A blue moon hung over Maine Road last night as Manchester City produced that rarest of results for any side managed by Kevin Keegan – a goalless draw.
"We are either very, very good or very bad," the City manager had said of his side's season thus far. Yesterday evening they were simply mediocre, facing a Sheffield United side that possessed no ambitions higher than a draw, even when Kevin Horlock's sending off for diving (one of seven yellow cards) gave them a one-man advantage. Indeed, during that 24 minutes, Shaun Goater, who earlier had been denied by the post, twice came close to scoring and might have won a penalty had Shaun Murphy's tug on his shirt been spotted.
It was perhaps inevitable after all the attack-laden statistics that surrounded City – their last seven games have produced a goal every 18 minutes – that much of this match should be such a desert of miserably unfocused play.
The highlight of the first half was the booking of Carl Asaba for diving. As the United striker, who had been injured while flinging himself to the ground, writhed near the touchline before being eased on to a stretcher, the referee, Steve Bennett, waited solicitously by his side, a yellow card theatrically brandished behind his back.
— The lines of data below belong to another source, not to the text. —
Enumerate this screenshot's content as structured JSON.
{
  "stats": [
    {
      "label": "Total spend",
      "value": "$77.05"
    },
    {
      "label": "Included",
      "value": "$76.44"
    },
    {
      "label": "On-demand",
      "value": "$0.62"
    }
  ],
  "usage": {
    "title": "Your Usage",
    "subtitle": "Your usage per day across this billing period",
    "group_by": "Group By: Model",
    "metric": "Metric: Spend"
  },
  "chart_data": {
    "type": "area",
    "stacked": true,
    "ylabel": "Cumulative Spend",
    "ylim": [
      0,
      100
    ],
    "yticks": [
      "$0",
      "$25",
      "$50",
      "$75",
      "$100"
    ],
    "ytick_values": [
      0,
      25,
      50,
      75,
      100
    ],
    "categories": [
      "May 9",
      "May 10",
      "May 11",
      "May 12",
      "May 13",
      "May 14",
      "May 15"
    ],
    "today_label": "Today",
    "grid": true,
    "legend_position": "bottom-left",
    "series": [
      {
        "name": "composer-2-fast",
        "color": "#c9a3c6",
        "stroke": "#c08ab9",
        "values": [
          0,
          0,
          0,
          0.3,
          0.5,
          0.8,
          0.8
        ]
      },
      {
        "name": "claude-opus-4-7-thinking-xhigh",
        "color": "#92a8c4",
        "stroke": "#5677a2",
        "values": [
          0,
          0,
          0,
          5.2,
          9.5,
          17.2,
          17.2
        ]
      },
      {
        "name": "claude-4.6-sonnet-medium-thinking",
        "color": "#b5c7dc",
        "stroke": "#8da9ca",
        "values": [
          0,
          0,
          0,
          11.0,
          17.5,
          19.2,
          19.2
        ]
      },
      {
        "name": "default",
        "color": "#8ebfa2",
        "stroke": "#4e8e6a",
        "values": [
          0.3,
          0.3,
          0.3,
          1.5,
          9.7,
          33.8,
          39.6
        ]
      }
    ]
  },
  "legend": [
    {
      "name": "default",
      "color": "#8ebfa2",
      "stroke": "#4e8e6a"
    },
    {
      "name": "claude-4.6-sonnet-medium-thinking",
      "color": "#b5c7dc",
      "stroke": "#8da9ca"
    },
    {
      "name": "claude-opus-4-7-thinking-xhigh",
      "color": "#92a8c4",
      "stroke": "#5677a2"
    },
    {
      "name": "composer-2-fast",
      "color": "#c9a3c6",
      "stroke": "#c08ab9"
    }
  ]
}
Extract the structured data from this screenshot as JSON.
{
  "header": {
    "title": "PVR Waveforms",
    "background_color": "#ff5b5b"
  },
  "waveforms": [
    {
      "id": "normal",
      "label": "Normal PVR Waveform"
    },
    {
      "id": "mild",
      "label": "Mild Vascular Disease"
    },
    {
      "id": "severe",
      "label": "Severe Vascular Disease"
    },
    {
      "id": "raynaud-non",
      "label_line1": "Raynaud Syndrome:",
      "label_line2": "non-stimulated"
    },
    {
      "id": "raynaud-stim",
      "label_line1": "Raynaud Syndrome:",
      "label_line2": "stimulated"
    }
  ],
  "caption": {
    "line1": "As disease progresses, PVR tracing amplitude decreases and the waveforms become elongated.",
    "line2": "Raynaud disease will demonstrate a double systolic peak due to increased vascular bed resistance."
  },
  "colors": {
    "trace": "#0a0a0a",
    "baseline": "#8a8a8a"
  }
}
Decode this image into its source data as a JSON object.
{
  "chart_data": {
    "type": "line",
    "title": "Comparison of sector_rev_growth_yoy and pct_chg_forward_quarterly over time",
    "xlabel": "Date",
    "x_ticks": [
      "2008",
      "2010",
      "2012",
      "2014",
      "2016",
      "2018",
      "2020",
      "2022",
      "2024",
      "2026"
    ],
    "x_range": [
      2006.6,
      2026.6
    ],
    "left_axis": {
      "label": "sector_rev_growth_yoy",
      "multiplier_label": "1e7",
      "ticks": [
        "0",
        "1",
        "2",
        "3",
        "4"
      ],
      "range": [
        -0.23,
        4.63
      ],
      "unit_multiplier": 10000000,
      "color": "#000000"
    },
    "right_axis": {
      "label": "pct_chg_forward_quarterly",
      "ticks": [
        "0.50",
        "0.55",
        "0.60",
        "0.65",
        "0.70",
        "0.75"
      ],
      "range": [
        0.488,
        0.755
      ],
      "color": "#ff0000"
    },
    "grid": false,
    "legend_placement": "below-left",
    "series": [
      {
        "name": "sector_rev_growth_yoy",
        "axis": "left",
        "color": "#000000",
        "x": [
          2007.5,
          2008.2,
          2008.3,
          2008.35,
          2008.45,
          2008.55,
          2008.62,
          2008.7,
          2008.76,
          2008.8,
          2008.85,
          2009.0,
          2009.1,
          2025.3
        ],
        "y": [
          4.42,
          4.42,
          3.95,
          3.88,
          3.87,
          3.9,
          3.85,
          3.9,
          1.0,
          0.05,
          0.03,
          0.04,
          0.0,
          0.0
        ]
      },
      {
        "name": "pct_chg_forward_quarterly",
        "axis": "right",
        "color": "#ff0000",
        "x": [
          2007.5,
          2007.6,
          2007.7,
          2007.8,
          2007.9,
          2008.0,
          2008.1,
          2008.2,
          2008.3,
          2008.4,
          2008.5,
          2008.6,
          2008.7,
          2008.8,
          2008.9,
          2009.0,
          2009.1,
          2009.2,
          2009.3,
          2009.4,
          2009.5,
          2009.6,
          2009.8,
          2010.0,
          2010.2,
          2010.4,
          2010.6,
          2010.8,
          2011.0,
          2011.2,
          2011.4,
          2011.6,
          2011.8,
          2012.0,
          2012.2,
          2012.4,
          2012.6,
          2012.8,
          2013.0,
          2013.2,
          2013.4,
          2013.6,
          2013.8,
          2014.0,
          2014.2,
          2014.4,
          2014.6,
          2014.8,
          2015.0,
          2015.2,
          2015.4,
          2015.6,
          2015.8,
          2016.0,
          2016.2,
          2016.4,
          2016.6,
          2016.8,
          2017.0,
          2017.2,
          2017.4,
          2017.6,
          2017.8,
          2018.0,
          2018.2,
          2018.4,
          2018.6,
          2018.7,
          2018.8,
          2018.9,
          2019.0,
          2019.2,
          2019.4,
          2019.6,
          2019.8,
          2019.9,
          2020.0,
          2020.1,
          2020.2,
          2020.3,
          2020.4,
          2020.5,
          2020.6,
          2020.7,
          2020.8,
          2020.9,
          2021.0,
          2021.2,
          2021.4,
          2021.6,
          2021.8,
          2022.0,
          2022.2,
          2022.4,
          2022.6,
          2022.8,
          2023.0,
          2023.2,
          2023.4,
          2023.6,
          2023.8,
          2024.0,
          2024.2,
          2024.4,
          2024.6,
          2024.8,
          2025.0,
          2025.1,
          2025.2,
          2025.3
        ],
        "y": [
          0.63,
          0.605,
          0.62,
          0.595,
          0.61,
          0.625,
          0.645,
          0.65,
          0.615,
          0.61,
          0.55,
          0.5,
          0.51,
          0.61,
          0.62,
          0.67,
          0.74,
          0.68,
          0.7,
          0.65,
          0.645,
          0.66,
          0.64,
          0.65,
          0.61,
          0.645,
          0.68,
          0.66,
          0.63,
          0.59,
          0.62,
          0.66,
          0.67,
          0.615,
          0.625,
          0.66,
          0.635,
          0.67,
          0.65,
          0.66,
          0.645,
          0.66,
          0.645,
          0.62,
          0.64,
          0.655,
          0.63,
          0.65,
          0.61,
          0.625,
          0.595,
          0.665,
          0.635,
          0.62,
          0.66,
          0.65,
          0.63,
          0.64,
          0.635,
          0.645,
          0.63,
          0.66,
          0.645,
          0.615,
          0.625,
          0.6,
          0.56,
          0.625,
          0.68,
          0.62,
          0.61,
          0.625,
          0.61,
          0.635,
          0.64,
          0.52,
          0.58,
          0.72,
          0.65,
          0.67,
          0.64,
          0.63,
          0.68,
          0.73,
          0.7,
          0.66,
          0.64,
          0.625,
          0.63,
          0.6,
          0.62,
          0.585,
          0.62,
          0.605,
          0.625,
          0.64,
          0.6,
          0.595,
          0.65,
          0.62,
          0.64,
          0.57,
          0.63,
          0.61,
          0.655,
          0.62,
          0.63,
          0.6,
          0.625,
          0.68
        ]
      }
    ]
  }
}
All in all, Bennett booked five before the interval, although Kevin Horlock probably deserved red for the clumsiest of hacks on Peter Ndlovu.
Perhaps it was because this match was such a peculiar mix of styles that it failed to spark. A team that, until Saturday, had not drawn a single match was pitched against one that had drawn six of their first seven and were quite intent on taking a single point from this one.
Manchester City attempted to use the width provided by Danny Tiatto and the guile of Ali Bernabia but their passing was sometimes hopelessly astray and, instead of a goal every 20 minutes or so, Maine Road had to settle for a yellow card being brandished every nine.
Although United's defence was rarely tested, it seldom looked secure. In the 35th minute, Tiatto finally broke free down the left, fed Bernabia, whose cross was met by the stooping figure of Goater, who would have scored his 15th of the season but for the post.
City, frankly, were often no steadier at the back. Almost immediately after the restart, Howey presented the ball to Michael Brown, a fellow north-easterner once considered one of Maine Road's brightest hopes. The way Brown measured his shot, which was saved very well by Luke Weaver, showed why.
Moments later, Howey backed off to allow Patrick Suffo a shot at goal, which, though it disappeared over the bar, was enough to provoke anger from Stuart Pearce. Thereafter, United settled into their usual containing game but, when Ndlovu did break through in the 62nd minute, Weaver was equal to a drive bound for the top corner.
Nevertheless, there was more purpose, fluency and urgency about City's play in the second half. But when Bernabia was denied from 12 yards by Tracey, who then smothered a delicate one-two between Goater and Dickson Etuhu, Maine Road sensed it might be one of those nights.
Manchester City: (3-5-2) Weaver; Mettomo, Howey (Berkovic, 75), Pearce, Dunne; Etuhu, Horlock, Bernabia, Tiatto; Wright-Phillips (Colosimo, 80), Goater. Substitutes not used: Granville, Huckerby, Nash (gk).
Sheffield United: (4-4-2) Tracey; Kozluk (Santos, 67), Murphy, Page, Curle; Ndlovu, Tonge, Montgomery; Brown, Asaba (D'Jaffo, 33), Suffo (Devlin, 79). Substitutes not used: Nicholson, De Vogt (gk).